Although excessive quantities of cholesterol in the body are known to have adverse effects on health, researchers might polish up its reputation via one of its derivatives. The research team from Inserm and the CNRS led by Marc Poirot and Sandrine Silvente-Poirot at the “Centre de recherche en cancérologie de Toulouse” (Inserm / CNRS / Université Toulouse III – Paul Sabatier), has not only discovered a new molecule derived from cholesterol (known as dendrogenine A), but has also provided proof in mice that this molecule has anti-cancer properties.
This work has been published in the journal Nature Communications.
Cholesterol is involved in different chronic pathologies, such as cardiovascular diseases and cancer. Current knowledge led us to suppose that cholesterol had a negative effect on cancers, mainly for two reasons. Firstly, cholesterol is a precursor of androgens and estrogens, both of which are involved in the development of cancers known as “hormone-dependent” cancers. Secondly, the synthesis process of cholesterol (that contains over 20 different stages) activates tumour-related genes.
Blocking the upstream biosynthesis pathway using inhibitors such as statins should have provided protection against cancer or some measure of anti-cancer efficiency, but this was not confirmed by clinical studies involving very large patient cohort studies; This suggests that its metabolism is much more complicated[1].

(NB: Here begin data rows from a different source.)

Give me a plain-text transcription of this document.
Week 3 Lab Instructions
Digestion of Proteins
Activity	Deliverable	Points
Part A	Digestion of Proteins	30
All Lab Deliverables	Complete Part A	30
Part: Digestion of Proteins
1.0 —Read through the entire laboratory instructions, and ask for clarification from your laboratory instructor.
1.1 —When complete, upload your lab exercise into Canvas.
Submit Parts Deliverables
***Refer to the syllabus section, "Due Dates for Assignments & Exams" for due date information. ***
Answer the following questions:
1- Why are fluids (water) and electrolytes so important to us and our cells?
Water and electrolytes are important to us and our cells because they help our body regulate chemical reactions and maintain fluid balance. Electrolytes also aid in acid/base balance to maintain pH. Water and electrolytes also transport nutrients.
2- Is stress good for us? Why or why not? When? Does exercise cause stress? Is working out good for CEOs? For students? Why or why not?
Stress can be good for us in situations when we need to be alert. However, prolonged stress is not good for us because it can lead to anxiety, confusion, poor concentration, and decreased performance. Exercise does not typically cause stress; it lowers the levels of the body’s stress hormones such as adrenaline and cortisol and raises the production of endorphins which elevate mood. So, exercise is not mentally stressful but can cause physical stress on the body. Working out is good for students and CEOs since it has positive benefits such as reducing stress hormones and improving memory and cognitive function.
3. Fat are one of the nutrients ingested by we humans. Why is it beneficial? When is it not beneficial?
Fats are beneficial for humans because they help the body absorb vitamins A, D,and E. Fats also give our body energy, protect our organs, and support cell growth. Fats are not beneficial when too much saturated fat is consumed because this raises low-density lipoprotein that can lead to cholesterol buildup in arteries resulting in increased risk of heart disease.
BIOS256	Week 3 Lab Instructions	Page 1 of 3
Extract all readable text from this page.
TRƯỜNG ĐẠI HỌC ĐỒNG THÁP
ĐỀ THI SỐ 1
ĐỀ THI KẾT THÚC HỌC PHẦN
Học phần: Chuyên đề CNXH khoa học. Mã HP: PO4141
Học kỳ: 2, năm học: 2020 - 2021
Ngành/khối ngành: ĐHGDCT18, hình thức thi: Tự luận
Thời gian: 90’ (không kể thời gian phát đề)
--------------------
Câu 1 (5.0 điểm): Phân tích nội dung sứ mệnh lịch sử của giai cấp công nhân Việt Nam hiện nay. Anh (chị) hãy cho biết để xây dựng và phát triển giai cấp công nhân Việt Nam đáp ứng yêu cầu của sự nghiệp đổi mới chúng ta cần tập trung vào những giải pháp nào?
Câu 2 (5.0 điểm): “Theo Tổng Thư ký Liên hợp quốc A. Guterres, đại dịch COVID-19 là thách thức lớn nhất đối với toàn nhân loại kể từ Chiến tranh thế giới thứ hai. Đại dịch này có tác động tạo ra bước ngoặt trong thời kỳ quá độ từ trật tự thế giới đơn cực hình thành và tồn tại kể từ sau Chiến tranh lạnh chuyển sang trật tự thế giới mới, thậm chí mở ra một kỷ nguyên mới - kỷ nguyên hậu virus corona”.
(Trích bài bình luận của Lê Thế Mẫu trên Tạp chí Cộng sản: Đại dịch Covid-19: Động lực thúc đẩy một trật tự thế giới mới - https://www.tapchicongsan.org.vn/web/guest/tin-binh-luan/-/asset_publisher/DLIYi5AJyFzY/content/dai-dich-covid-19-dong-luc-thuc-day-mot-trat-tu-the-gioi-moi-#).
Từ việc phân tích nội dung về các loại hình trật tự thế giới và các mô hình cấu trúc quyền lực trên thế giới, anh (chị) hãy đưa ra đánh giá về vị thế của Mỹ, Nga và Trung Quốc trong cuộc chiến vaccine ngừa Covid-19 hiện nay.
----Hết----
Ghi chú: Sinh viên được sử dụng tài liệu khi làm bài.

So the team of researchers led by Marc Poirot and Sandrine Silvente-Poirot concentrated particularly on the metabolism of cholesterol. Using screening and chemical synthesis techniques, the researchers were able to show that the product of the chemical reaction between a cholesterol derivative and a histamine generates a new class of sterols known as Dendrogenine A (DDA). This molecule, obtained in laboratory conditions, shows remarkable properties for inducing differentiation and death of cancer cells.
These observations led the team to search for this molecule in the tissues of mammals. And they discovered that DDA is present in healthy tissue and cells in humans, whereas it is not detectable in tumour cells. In women, its level is 5 times lower in breast tumour tissue than in normal tissue.
In order to test this hypothesis, the researchers then attempted to repair the DDA deficiency in tumours implanted in animals. And in these animals, the administration of DDA controlled the proliferation of the tumour and extended the life expectancy.
For the researchers, this is a major discovery, because it provides the proof of the existence of a new metabolic pathway in humans, at the interface between the cholesterol metabolism and the histamine metabolism, and also because, thanks to its anti-cancer properties, DDA could be used to treat different cancers.
© Sandrine Silvente-Poirot / Marc Poirot
[1] A group of processes than involve both synthesis and breakdown of cholesterol into products that can be used by the body.